A Visual Domain Transfer Learning Approach for Heartbeat Sound Classification
This work addresses early detection of heart disease, a major global health issue, by improving automated classification of heart sounds, though it is incremental as it adapts existing visual methods to a new domain.
The paper tackled automated heart sound classification by converting sounds to mel spectrograms and applying visual domain transfer learning with CNNs like ResNet and MobileNetV2, achieving ~90% categorical accuracy and ~0.97 AUROC on two datasets from the PASCAL collection.

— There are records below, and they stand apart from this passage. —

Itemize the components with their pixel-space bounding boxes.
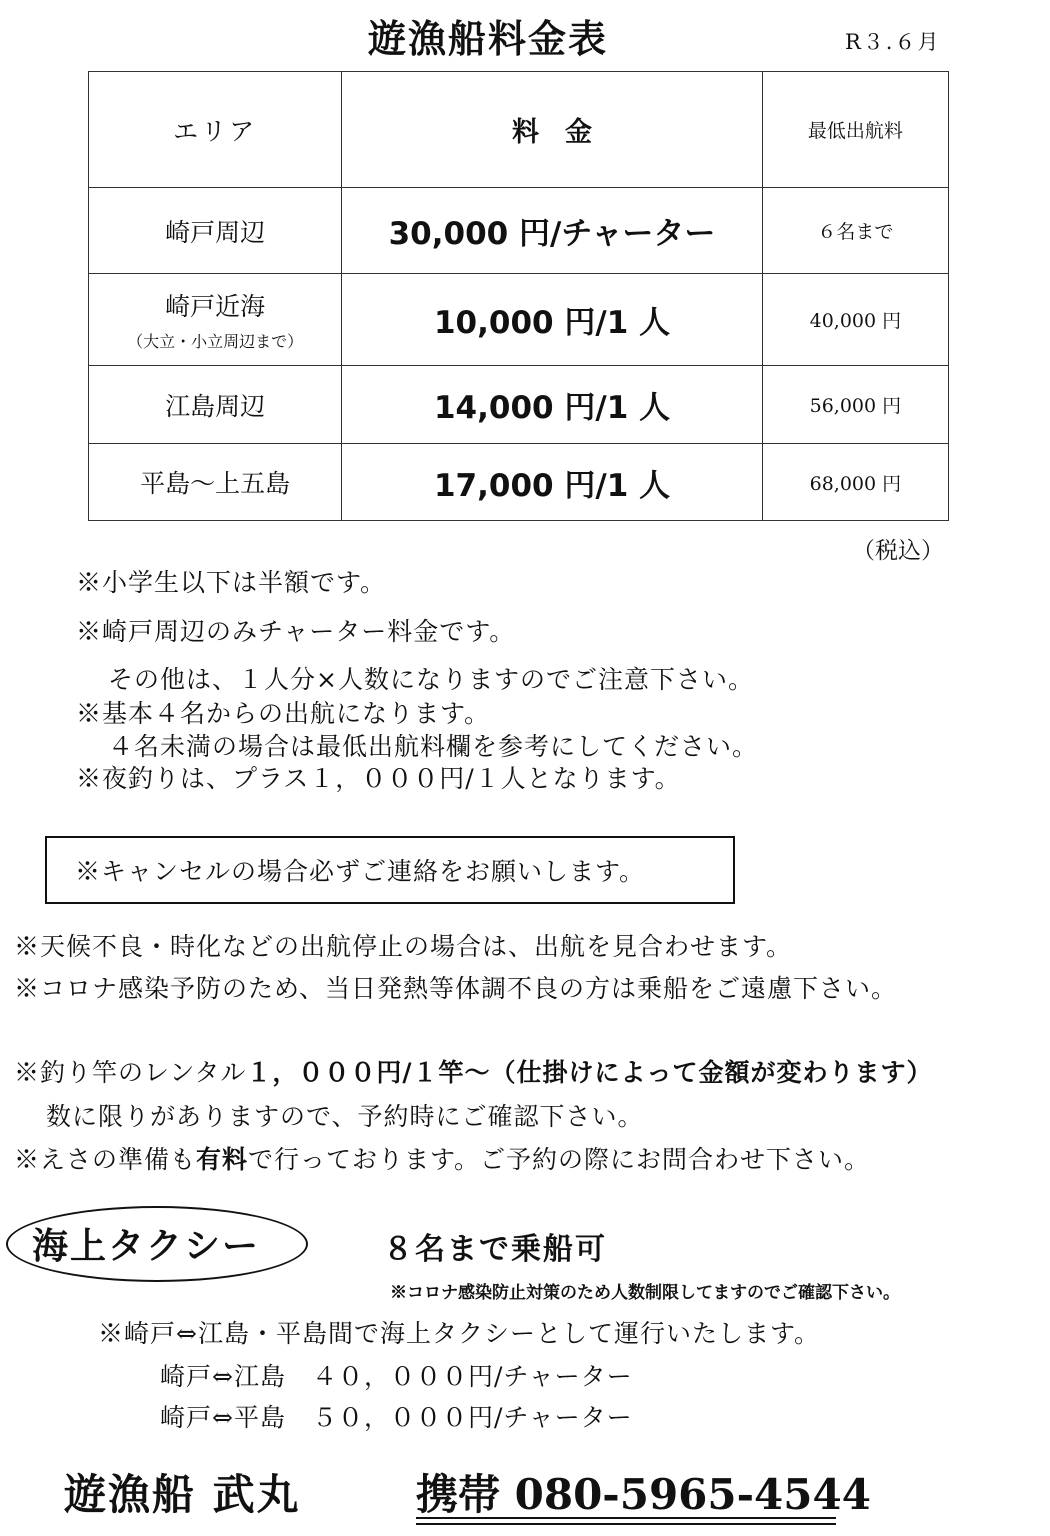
cancel-notice: ※キャンセルの場合必ずご連絡をお願いします。 xyxy=(75,857,646,886)
fee-cell: 14,000 円/1 人 xyxy=(342,366,762,444)
note-min-fee-ref: ４名未満の場合は最低出航料欄を参考にしてください。 xyxy=(108,732,759,761)
note-bait xyxy=(14,1140,870,1176)
phone-underline xyxy=(416,1517,836,1519)
bait-text-a: ※えさの準備も xyxy=(14,1145,197,1174)
revision-date: R３.６月 xyxy=(845,30,941,54)
min-fee-cell: 40,000 円 xyxy=(762,274,948,366)
note-rod-rental xyxy=(14,1053,933,1089)
fee-cell: 30,000 円/チャーター xyxy=(342,188,762,274)
note-rental-limited: 数に限りがありますので、予約時にご確認下さい。 xyxy=(46,1102,644,1131)
area-cell xyxy=(89,188,342,274)
area-cell xyxy=(89,444,342,521)
rod-rental-prefix: ※釣り竿のレンタル xyxy=(14,1058,247,1087)
table-row xyxy=(89,444,949,521)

Heart disease is the most common reason for human mortality that causes almost one-third of deaths throughout the world. Detecting the disease early increases the chances of survival of the patient and there are several ways a sign of heart disease can be detected early. This research proposes to convert cleansed and normalized heart sound into visual mel scale spectrograms and then using visual domain transfer learning approaches to automatically extract features and categorize between heart sounds. Some of the previous studies found that the spectrogram of various types of heart sounds is visually distinguishable to human eyes, which motivated this study to experiment on visual domain classification approaches for automated heart sound classification. It will use convolution neural network-based architectures i.e. ResNet, MobileNetV2, etc as the automated feature extractors from spectrograms. These well-accepted models in the image domain showed to learn generalized feature representations of cardiac sounds collected from different environments with varying amplitude and noise levels. Model evaluation criteria used were categorical accuracy, precision, recall, and AUROC as the chosen dataset is unbalanced. The proposed approach has been implemented on datasets A and B of the PASCAL heart sound collection and resulted in ~ 90% categorical accuracy and AUROC of ~0.97 for both sets.